The students listened as 14-year-old Holly Austin Smith's story was told.
Holly wrote she was a depressed girl who thought she was running to possibility, adventure and freedom provided by an older man. Instead, she found herself in a sex trafficking ring. The man turned out to be "a manipulative and menacing pimp."
Holly was forced and coerced into working in Atlantic City, N.J., overnight until she was spotted by a police as being underage.
A panel of officials who have dealt with instances of human trafficking also addressed the students during a roundtable discussion, informing them that trafficking is prevalent in Utah.
"This is the plague of our society today," said Timothy Ballard, founder and CEO of Operation Underground Railroad. "There’s more slaves today, 27 million, than ever existed during the trans-Atlantic slave trade. This is a huge problem.”
The U.S. Department of State's "Trafficking in Persons" June 2013 report defines trafficking as "the act of recruiting, harboring, transporting, providing or obtaining a person for compelled labor or commercial sex acts through the use of force, fraud or coercion."
The Trafficking Victims Protection Act of 2000 also includes "involuntary servitude, slavery or practices similar to slavery, debt bondage and forced labor."
Ballard previously was employed by the federal government, working undercover as a purveyor of child sex to buy real children to save them.
"They really are slaves," he said. "I've held these children in my arms. I've seen what slavery is."
The roundtable also focused on prostitution and workforce trafficking, specifically in Utah.
"For us to think in Utah that human trafficking doesn't exist we've got something to learn," Salt Lake City Police Lt. Fred Ross said.
One of the biggest missions for those in law enforcement is more education because situations change so quickly in the streets, Ross said.
He said his first understanding of human trafficking came from episodes of "Law & Order."
Since then, Ross has seen a situation where a young woman was trafficked and a victim to her stepfather. His eyes were opened to the trafficking happening on the major highways through Utah after investigating a few trafficking cases at truck stops.
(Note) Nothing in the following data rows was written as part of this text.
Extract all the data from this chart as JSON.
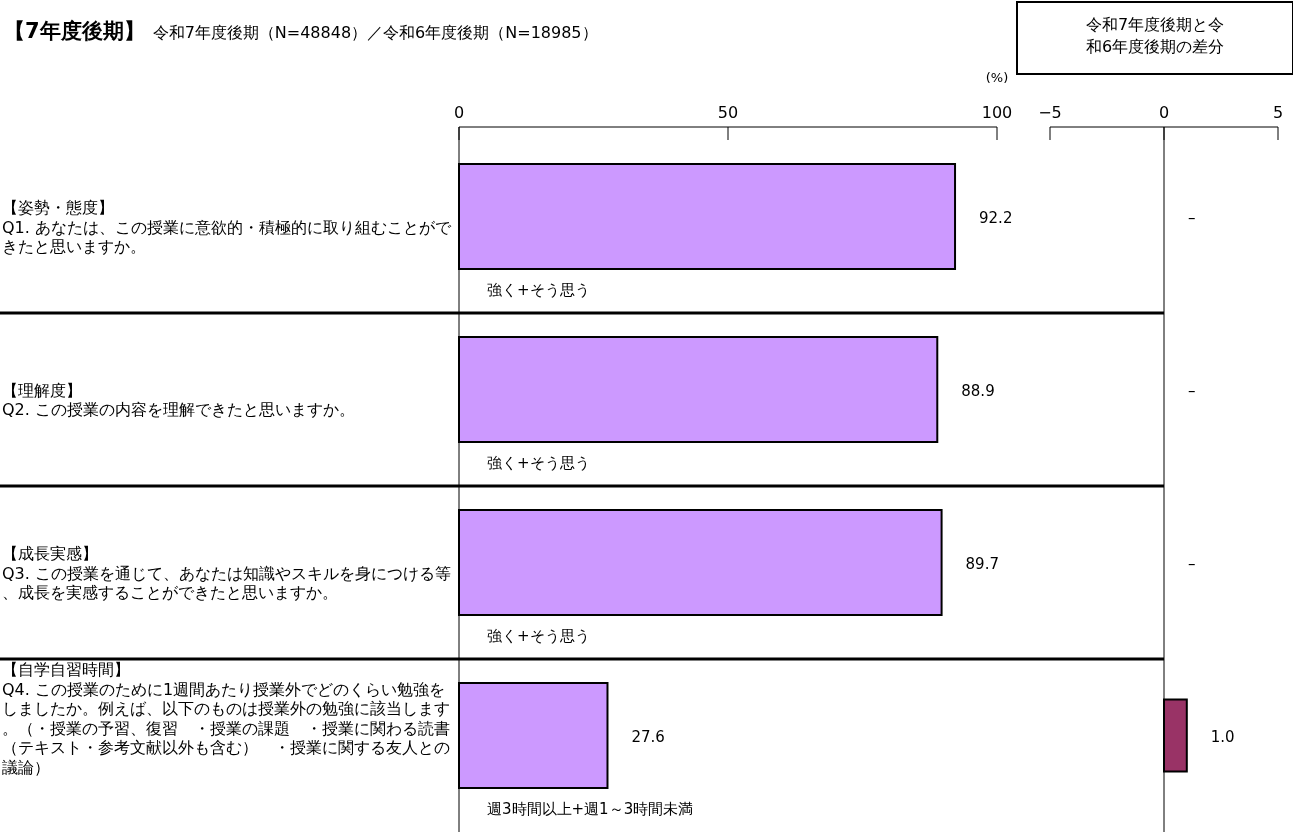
{
  "chart_data": [
    {
      "type": "bar",
      "orientation": "horizontal",
      "title": "【7年度後期】",
      "subtitle": "令和7年度後期（N=48848）／令和6年度後期（N=18985）",
      "xlabel": "(%)",
      "categories": [
        "【姿勢・態度】\nQ1. あなたは、この授業に意欲的・積極的に取り組むことができたと思いますか。",
        "【理解度】\nQ2. この授業の内容を理解できたと思いますか。",
        "【成長実感】\nQ3. この授業を通じて、あなたは知識やスキルを身につける等、成長を実感することができたと思いますか。",
        "【自学自習時間】\nQ4. この授業のために1週間あたり授業外でどのくらい勉強をしましたか。例えば、以下のものは授業外の勉強に該当します。（・授業の予習、復習　・授業の課題　・授業に関わる読書（テキスト・参考文献以外も含む）　・授業に関する友人との議論）"
      ],
      "values": [
        92.2,
        88.9,
        89.7,
        27.6
      ],
      "color": "#cc99ff",
      "xlim": [
        0,
        100
      ],
      "xticks": [
        0,
        50,
        100
      ],
      "data_labels": true,
      "annotations": [
        "強く+そう思う",
        "強く+そう思う",
        "強く+そう思う",
        "週3時間以上+週1～3時間未満"
      ]
    },
    {
      "type": "bar",
      "orientation": "horizontal",
      "title": "令和7年度後期と令和6年度後期の差分",
      "categories": [
        null,
        null,
        null,
        null
      ],
      "values": [
        null,
        null,
        null,
        1.0
      ],
      "value_labels": [
        "–",
        "–",
        "–",
        "1.0"
      ],
      "color": "#993366",
      "xlim": [
        -5,
        5
      ],
      "xticks": [
        -5,
        0,
        5
      ]
    }
  ]
}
Kirk Torgensen, with the Utah Attorney General's Office, said many Utahns think certain things don't happen in the Beehive State. He even believed that to be the case with trafficking until he attending a program in the East that made him question whether Utah had a problem.
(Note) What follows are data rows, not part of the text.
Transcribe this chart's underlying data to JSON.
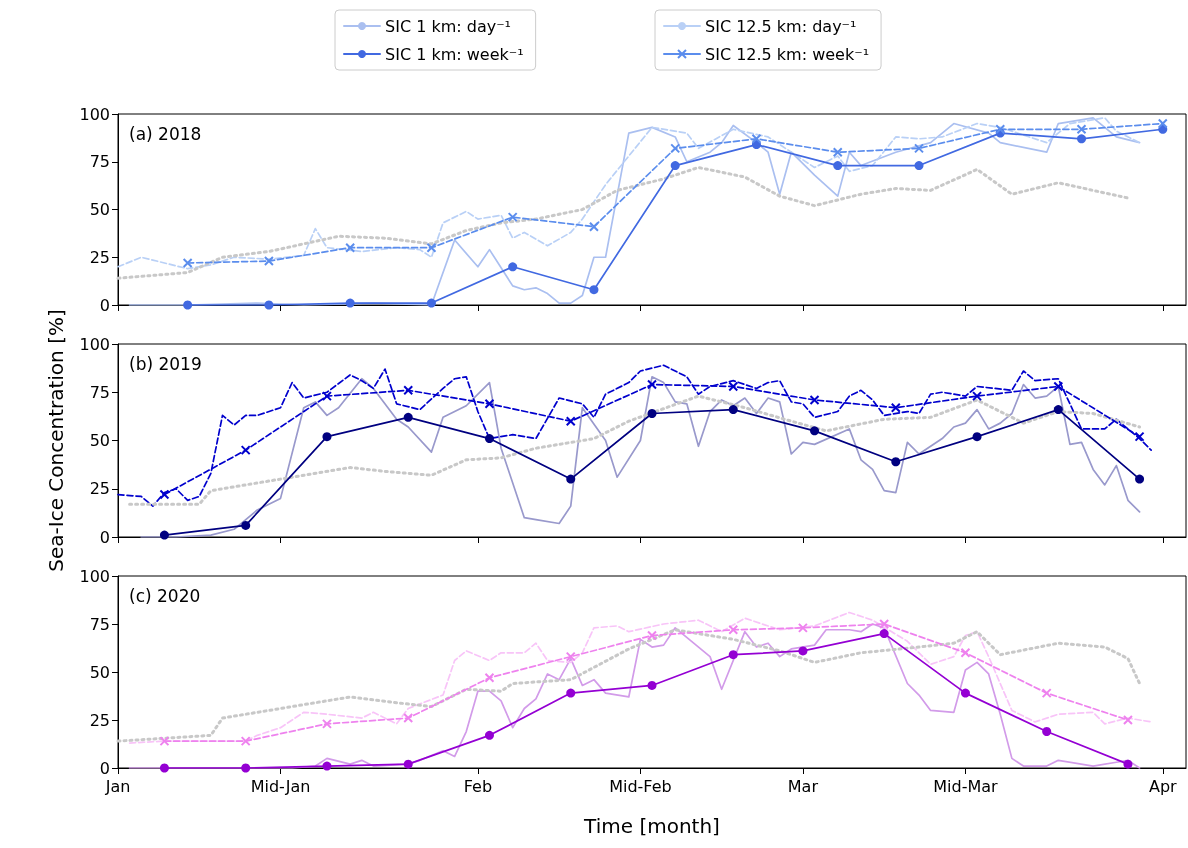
{
  "chart_data": [
    {
      "type": "line",
      "title": "(a) 2018",
      "legend": "top",
      "tick_labels": "y",
      "xlim": [
        "--01-01",
        "--04-03"
      ],
      "xticks": [
        {
          "value": "--01-01",
          "label": "Jan"
        },
        {
          "value": "--01-15",
          "label": "Mid-Jan"
        },
        {
          "value": "--02-01",
          "label": "Feb"
        },
        {
          "value": "--02-15",
          "label": "Mid-Feb"
        },
        {
          "value": "--03-01",
          "label": "Mar"
        },
        {
          "value": "--03-15",
          "label": "Mid-Mar"
        },
        {
          "value": "--04-01",
          "label": "Apr"
        }
      ],
      "ylim": [
        0,
        100
      ],
      "yticks": [
        0,
        25,
        50,
        75,
        100
      ],
      "series": [
        {
          "name": "SIC 1 km: day⁻¹",
          "color": "#aabff0",
          "line_style": "solid",
          "marker": "none",
          "x": [
            "--01-02",
            "--01-07",
            "--01-13",
            "--01-17",
            "--01-23",
            "--01-28",
            "--01-30",
            "--02-01",
            "--02-02",
            "--02-04",
            "--02-05",
            "--02-06",
            "--02-07",
            "--02-08",
            "--02-09",
            "--02-10",
            "--02-11",
            "--02-12",
            "--02-14",
            "--02-16",
            "--02-18",
            "--02-19",
            "--02-21",
            "--02-22",
            "--02-23",
            "--02-25",
            "--02-26",
            "--02-27",
            "--02-28",
            "--03-02",
            "--03-04",
            "--03-05",
            "--03-06",
            "--03-09",
            "--03-12",
            "--03-14",
            "--03-17",
            "--03-18",
            "--03-22",
            "--03-23",
            "--03-26",
            "--03-28",
            "--03-30"
          ],
          "values": [
            0,
            0,
            1,
            0,
            1,
            0,
            34,
            20,
            29,
            10,
            8,
            9,
            6,
            1,
            1,
            5,
            25,
            25,
            90,
            93,
            88,
            75,
            80,
            85,
            94,
            85,
            80,
            58,
            80,
            68,
            57,
            80,
            73,
            80,
            85,
            95,
            90,
            85,
            80,
            95,
            98,
            88,
            85
          ]
        },
        {
          "name": "SIC 1 km: week⁻¹",
          "color": "#4169e1",
          "line_style": "solid",
          "marker": "circle",
          "x": [
            "--01-07",
            "--01-14",
            "--01-21",
            "--01-28",
            "--02-04",
            "--02-11",
            "--02-18",
            "--02-25",
            "--03-04",
            "--03-11",
            "--03-18",
            "--03-25",
            "--04-01"
          ],
          "values": [
            0,
            0,
            1,
            1,
            20,
            8,
            73,
            84,
            73,
            73,
            90,
            87,
            92
          ]
        },
        {
          "name": "SIC 12.5 km: day⁻¹",
          "color": "#b9d0f6",
          "line_style": "dashed",
          "marker": "none",
          "x": [
            "--01-01",
            "--01-03",
            "--01-05",
            "--01-07",
            "--01-09",
            "--01-11",
            "--01-14",
            "--01-17",
            "--01-18",
            "--01-19",
            "--01-22",
            "--01-25",
            "--01-27",
            "--01-28",
            "--01-29",
            "--01-31",
            "--02-01",
            "--02-03",
            "--02-04",
            "--02-05",
            "--02-07",
            "--02-09",
            "--02-10",
            "--02-12",
            "--02-14",
            "--02-16",
            "--02-19",
            "--02-20",
            "--02-23",
            "--02-26",
            "--02-28",
            "--03-02",
            "--03-04",
            "--03-05",
            "--03-07",
            "--03-09",
            "--03-11",
            "--03-13",
            "--03-16",
            "--03-18",
            "--03-22",
            "--03-24",
            "--03-27",
            "--03-28",
            "--03-30"
          ],
          "values": [
            20,
            25,
            22,
            19,
            21,
            25,
            24,
            26,
            40,
            30,
            28,
            30,
            29,
            25,
            43,
            49,
            45,
            47,
            35,
            38,
            31,
            38,
            45,
            63,
            78,
            93,
            90,
            82,
            92,
            88,
            80,
            72,
            78,
            70,
            73,
            88,
            87,
            88,
            95,
            93,
            85,
            95,
            98,
            91,
            85
          ]
        },
        {
          "name": "SIC 12.5 km: week⁻¹",
          "color": "#5b8ded",
          "line_style": "dashed",
          "marker": "cross",
          "x": [
            "--01-07",
            "--01-14",
            "--01-21",
            "--01-28",
            "--02-04",
            "--02-11",
            "--02-18",
            "--02-25",
            "--03-04",
            "--03-11",
            "--03-18",
            "--03-25",
            "--04-01"
          ],
          "values": [
            22,
            23,
            30,
            30,
            46,
            41,
            82,
            87,
            80,
            82,
            92,
            92,
            95
          ]
        },
        {
          "color": "#c8c8c8",
          "line_style": "dotted",
          "marker": "none",
          "x": [
            "--01-01",
            "--01-07",
            "--01-10",
            "--01-14",
            "--01-20",
            "--01-24",
            "--01-28",
            "--01-31",
            "--02-03",
            "--02-06",
            "--02-10",
            "--02-13",
            "--02-17",
            "--02-20",
            "--02-24",
            "--02-27",
            "--03-02",
            "--03-06",
            "--03-09",
            "--03-12",
            "--03-16",
            "--03-19",
            "--03-23",
            "--03-29"
          ],
          "values": [
            14,
            17,
            25,
            28,
            36,
            35,
            32,
            39,
            43,
            45,
            50,
            60,
            66,
            72,
            67,
            57,
            52,
            58,
            61,
            60,
            71,
            58,
            64,
            56
          ]
        }
      ]
    },
    {
      "type": "line",
      "title": "(b) 2019",
      "ylabel": "Sea-Ice Concentration [%]",
      "tick_labels": "y",
      "xlim": [
        "--01-01",
        "--04-03"
      ],
      "xticks": [
        {
          "value": "--01-01",
          "label": "Jan"
        },
        {
          "value": "--01-15",
          "label": "Mid-Jan"
        },
        {
          "value": "--02-01",
          "label": "Feb"
        },
        {
          "value": "--02-15",
          "label": "Mid-Feb"
        },
        {
          "value": "--03-01",
          "label": "Mar"
        },
        {
          "value": "--03-15",
          "label": "Mid-Mar"
        },
        {
          "value": "--04-01",
          "label": "Apr"
        }
      ],
      "ylim": [
        0,
        100
      ],
      "yticks": [
        0,
        25,
        50,
        75,
        100
      ],
      "series": [
        {
          "color": "#9999cc",
          "line_style": "solid",
          "marker": "none",
          "x": [
            "--01-03",
            "--01-06",
            "--01-09",
            "--01-11",
            "--01-13",
            "--01-15",
            "--01-17",
            "--01-18",
            "--01-19",
            "--01-20",
            "--01-22",
            "--01-23",
            "--01-25",
            "--01-26",
            "--01-28",
            "--01-29",
            "--01-31",
            "--02-02",
            "--02-03",
            "--02-05",
            "--02-06",
            "--02-08",
            "--02-09",
            "--02-10",
            "--02-12",
            "--02-13",
            "--02-15",
            "--02-16",
            "--02-17",
            "--02-18",
            "--02-19",
            "--02-20",
            "--02-21",
            "--02-22",
            "--02-23",
            "--02-24",
            "--02-25",
            "--02-26",
            "--02-27",
            "--02-28",
            "--03-01",
            "--03-02",
            "--03-05",
            "--03-06",
            "--03-07",
            "--03-08",
            "--03-09",
            "--03-10",
            "--03-11",
            "--03-13",
            "--03-14",
            "--03-15",
            "--03-16",
            "--03-17",
            "--03-18",
            "--03-19",
            "--03-20",
            "--03-21",
            "--03-22",
            "--03-23",
            "--03-24",
            "--03-25",
            "--03-26",
            "--03-27",
            "--03-28",
            "--03-29",
            "--03-30"
          ],
          "values": [
            0,
            0,
            1,
            4,
            14,
            20,
            67,
            70,
            63,
            67,
            82,
            77,
            61,
            57,
            44,
            62,
            68,
            80,
            46,
            10,
            9,
            7,
            16,
            67,
            50,
            31,
            50,
            83,
            80,
            70,
            69,
            47,
            65,
            71,
            68,
            72,
            64,
            72,
            70,
            43,
            49,
            48,
            56,
            40,
            35,
            24,
            23,
            49,
            43,
            51,
            57,
            59,
            66,
            56,
            59,
            64,
            79,
            72,
            73,
            78,
            48,
            49,
            35,
            27,
            37,
            19,
            13
          ]
        },
        {
          "color": "#000080",
          "line_style": "solid",
          "marker": "circle",
          "x": [
            "--01-05",
            "--01-12",
            "--01-19",
            "--01-26",
            "--02-02",
            "--02-09",
            "--02-16",
            "--02-23",
            "--03-02",
            "--03-09",
            "--03-16",
            "--03-23",
            "--03-30"
          ],
          "values": [
            1,
            6,
            52,
            62,
            51,
            30,
            64,
            66,
            55,
            39,
            52,
            66,
            30
          ]
        },
        {
          "color": "#0000cd",
          "line_style": "dashed",
          "marker": "none",
          "x": [
            "--01-01",
            "--01-03",
            "--01-04",
            "--01-05",
            "--01-06",
            "--01-07",
            "--01-08",
            "--01-09",
            "--01-10",
            "--01-11",
            "--01-12",
            "--01-13",
            "--01-15",
            "--01-16",
            "--01-17",
            "--01-19",
            "--01-21",
            "--01-22",
            "--01-23",
            "--01-24",
            "--01-25",
            "--01-27",
            "--01-29",
            "--01-30",
            "--01-31",
            "--02-01",
            "--02-02",
            "--02-04",
            "--02-06",
            "--02-08",
            "--02-10",
            "--02-11",
            "--02-12",
            "--02-14",
            "--02-15",
            "--02-17",
            "--02-19",
            "--02-20",
            "--02-21",
            "--02-23",
            "--02-25",
            "--02-26",
            "--02-27",
            "--02-28",
            "--03-01",
            "--03-02",
            "--03-04",
            "--03-05",
            "--03-06",
            "--03-07",
            "--03-08",
            "--03-10",
            "--03-11",
            "--03-12",
            "--03-13",
            "--03-15",
            "--03-16",
            "--03-19",
            "--03-20",
            "--03-21",
            "--03-23",
            "--03-24",
            "--03-25",
            "--03-27",
            "--03-28",
            "--03-30",
            "--03-31"
          ],
          "values": [
            22,
            21,
            16,
            23,
            25,
            19,
            21,
            33,
            63,
            58,
            63,
            63,
            67,
            80,
            72,
            75,
            84,
            81,
            77,
            87,
            69,
            66,
            77,
            82,
            83,
            65,
            51,
            53,
            51,
            72,
            69,
            62,
            74,
            80,
            86,
            89,
            83,
            74,
            78,
            81,
            77,
            80,
            81,
            70,
            69,
            62,
            65,
            73,
            76,
            71,
            63,
            65,
            64,
            74,
            75,
            73,
            78,
            76,
            86,
            81,
            82,
            69,
            56,
            56,
            61,
            51,
            45
          ]
        },
        {
          "color": "#0000cd",
          "line_style": "dashed",
          "marker": "cross",
          "x": [
            "--01-05",
            "--01-12",
            "--01-19",
            "--01-26",
            "--02-02",
            "--02-09",
            "--02-16",
            "--02-23",
            "--03-02",
            "--03-09",
            "--03-16",
            "--03-23",
            "--03-30"
          ],
          "values": [
            22,
            45,
            73,
            76,
            69,
            60,
            79,
            78,
            71,
            67,
            73,
            78,
            52
          ]
        },
        {
          "color": "#c8c8c8",
          "line_style": "dotted",
          "marker": "none",
          "x": [
            "--01-02",
            "--01-08",
            "--01-09",
            "--01-12",
            "--01-16",
            "--01-21",
            "--01-24",
            "--01-28",
            "--01-31",
            "--02-03",
            "--02-06",
            "--02-11",
            "--02-14",
            "--02-20",
            "--02-24",
            "--02-28",
            "--03-03",
            "--03-08",
            "--03-12",
            "--03-16",
            "--03-20",
            "--03-23",
            "--03-26",
            "--03-30"
          ],
          "values": [
            17,
            17,
            24,
            27,
            31,
            36,
            34,
            32,
            40,
            41,
            46,
            51,
            60,
            73,
            67,
            60,
            55,
            61,
            62,
            71,
            59,
            65,
            64,
            57
          ]
        }
      ]
    },
    {
      "type": "line",
      "title": "(c) 2020",
      "xlabel": "Time [month]",
      "xlim": [
        "--01-01",
        "--04-03"
      ],
      "xticks": [
        {
          "value": "--01-01",
          "label": "Jan"
        },
        {
          "value": "--01-15",
          "label": "Mid-Jan"
        },
        {
          "value": "--02-01",
          "label": "Feb"
        },
        {
          "value": "--02-15",
          "label": "Mid-Feb"
        },
        {
          "value": "--03-01",
          "label": "Mar"
        },
        {
          "value": "--03-15",
          "label": "Mid-Mar"
        },
        {
          "value": "--04-01",
          "label": "Apr"
        }
      ],
      "ylim": [
        0,
        100
      ],
      "yticks": [
        0,
        25,
        50,
        75,
        100
      ],
      "series": [
        {
          "color": "#d29be9",
          "line_style": "solid",
          "marker": "none",
          "x": [
            "--01-02",
            "--01-09",
            "--01-16",
            "--01-18",
            "--01-19",
            "--01-21",
            "--01-22",
            "--01-23",
            "--01-26",
            "--01-27",
            "--01-29",
            "--01-30",
            "--01-31",
            "--02-01",
            "--02-02",
            "--02-03",
            "--02-04",
            "--02-05",
            "--02-06",
            "--02-07",
            "--02-08",
            "--02-09",
            "--02-10",
            "--02-11",
            "--02-12",
            "--02-14",
            "--02-15",
            "--02-16",
            "--02-17",
            "--02-18",
            "--02-21",
            "--02-22",
            "--02-24",
            "--02-25",
            "--02-26",
            "--02-27",
            "--02-28",
            "--03-02",
            "--03-03",
            "--03-05",
            "--03-06",
            "--03-07",
            "--03-08",
            "--03-10",
            "--03-11",
            "--03-12",
            "--03-14",
            "--03-15",
            "--03-16",
            "--03-17",
            "--03-18",
            "--03-19",
            "--03-20",
            "--03-22",
            "--03-23",
            "--03-26",
            "--03-28",
            "--03-29",
            "--03-30"
          ],
          "values": [
            0,
            0,
            0,
            1,
            5,
            2,
            4,
            1,
            2,
            4,
            9,
            6,
            19,
            40,
            40,
            35,
            21,
            31,
            36,
            49,
            46,
            57,
            43,
            46,
            39,
            37,
            67,
            63,
            64,
            73,
            58,
            41,
            71,
            63,
            65,
            58,
            62,
            64,
            72,
            72,
            71,
            75,
            73,
            44,
            38,
            30,
            29,
            51,
            55,
            49,
            28,
            5,
            1,
            1,
            4,
            1,
            3,
            4,
            0
          ]
        },
        {
          "color": "#9400d3",
          "line_style": "solid",
          "marker": "circle",
          "x": [
            "--01-05",
            "--01-12",
            "--01-19",
            "--01-26",
            "--02-02",
            "--02-09",
            "--02-16",
            "--02-23",
            "--03-01",
            "--03-08",
            "--03-15",
            "--03-22",
            "--03-29"
          ],
          "values": [
            0,
            0,
            1,
            2,
            17,
            39,
            43,
            59,
            61,
            70,
            39,
            19,
            2
          ]
        },
        {
          "color": "#f8c4f8",
          "line_style": "dashed",
          "marker": "none",
          "x": [
            "--01-02",
            "--01-05",
            "--01-12",
            "--01-13",
            "--01-15",
            "--01-17",
            "--01-19",
            "--01-22",
            "--01-23",
            "--01-25",
            "--01-26",
            "--01-29",
            "--01-30",
            "--01-31",
            "--02-02",
            "--02-03",
            "--02-05",
            "--02-06",
            "--02-07",
            "--02-09",
            "--02-10",
            "--02-11",
            "--02-13",
            "--02-14",
            "--02-17",
            "--02-20",
            "--02-22",
            "--02-24",
            "--02-27",
            "--03-02",
            "--03-05",
            "--03-07",
            "--03-10",
            "--03-12",
            "--03-14",
            "--03-15",
            "--03-16",
            "--03-17",
            "--03-19",
            "--03-21",
            "--03-23",
            "--03-26",
            "--03-27",
            "--03-29",
            "--03-31"
          ],
          "values": [
            13,
            14,
            14,
            17,
            21,
            29,
            28,
            26,
            29,
            23,
            31,
            38,
            56,
            61,
            56,
            60,
            60,
            65,
            56,
            55,
            60,
            73,
            74,
            71,
            75,
            77,
            71,
            78,
            72,
            74,
            81,
            77,
            66,
            54,
            58,
            69,
            71,
            58,
            30,
            24,
            28,
            29,
            23,
            26,
            24
          ]
        },
        {
          "color": "#ee82ee",
          "line_style": "dashed",
          "marker": "cross",
          "x": [
            "--01-05",
            "--01-12",
            "--01-19",
            "--01-26",
            "--02-02",
            "--02-09",
            "--02-16",
            "--02-23",
            "--03-01",
            "--03-08",
            "--03-15",
            "--03-22",
            "--03-29"
          ],
          "values": [
            14,
            14,
            23,
            26,
            47,
            58,
            69,
            72,
            73,
            75,
            60,
            39,
            25
          ]
        },
        {
          "color": "#c8c8c8",
          "line_style": "dotted",
          "marker": "none",
          "x": [
            "--01-01",
            "--01-09",
            "--01-10",
            "--01-14",
            "--01-21",
            "--01-25",
            "--01-28",
            "--01-31",
            "--02-03",
            "--02-04",
            "--02-09",
            "--02-14",
            "--02-18",
            "--02-23",
            "--02-27",
            "--03-02",
            "--03-06",
            "--03-11",
            "--03-14",
            "--03-16",
            "--03-18",
            "--03-23",
            "--03-27",
            "--03-29",
            "--03-30"
          ],
          "values": [
            14,
            17,
            26,
            30,
            37,
            34,
            32,
            41,
            40,
            44,
            46,
            62,
            72,
            67,
            61,
            55,
            60,
            63,
            65,
            71,
            59,
            65,
            63,
            57,
            44
          ]
        }
      ]
    }
  ]
}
"We found we have a problem," he said. "The problem was in obvious places."
Since then, Torgensen said, local law enforcement has tried to become better educated and look at prostitution cases differently, asking if there may be something more to the situation.
"We have got to get out to the police officers,” he said. “Until that happens, we’re going to miss cases.”
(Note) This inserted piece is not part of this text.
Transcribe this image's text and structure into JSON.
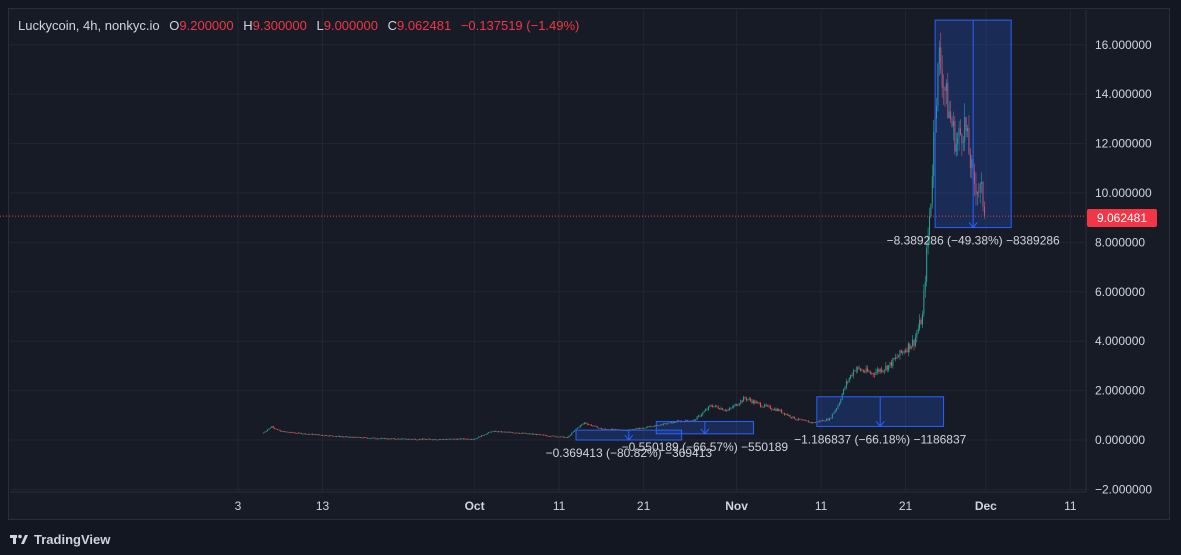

House Minority Leader Jennifer Seelig, D-Salt Lake City, said there is a skewed perception about prostitution.
Seelig said many people believe a woman who works as a prostitute is happy, has personal power in what she is doing, or that taking off her clothes is an art. There is also the common belief that if she didn't like it, she could get out of the situation.
Seelig said that is absolutely not the case, and it is knowledge that is holding the community back from doing something about human trafficking.
"Once you get real (with facts about human trafficking), then we’ve allowed this to go on for so long. It says something about ourselves,” she said.
Without specific and localized data, Seelig said, many Utahns won't believe the problem exists. She called on the student audience members in search of research projects to make human trafficking numbers a reality.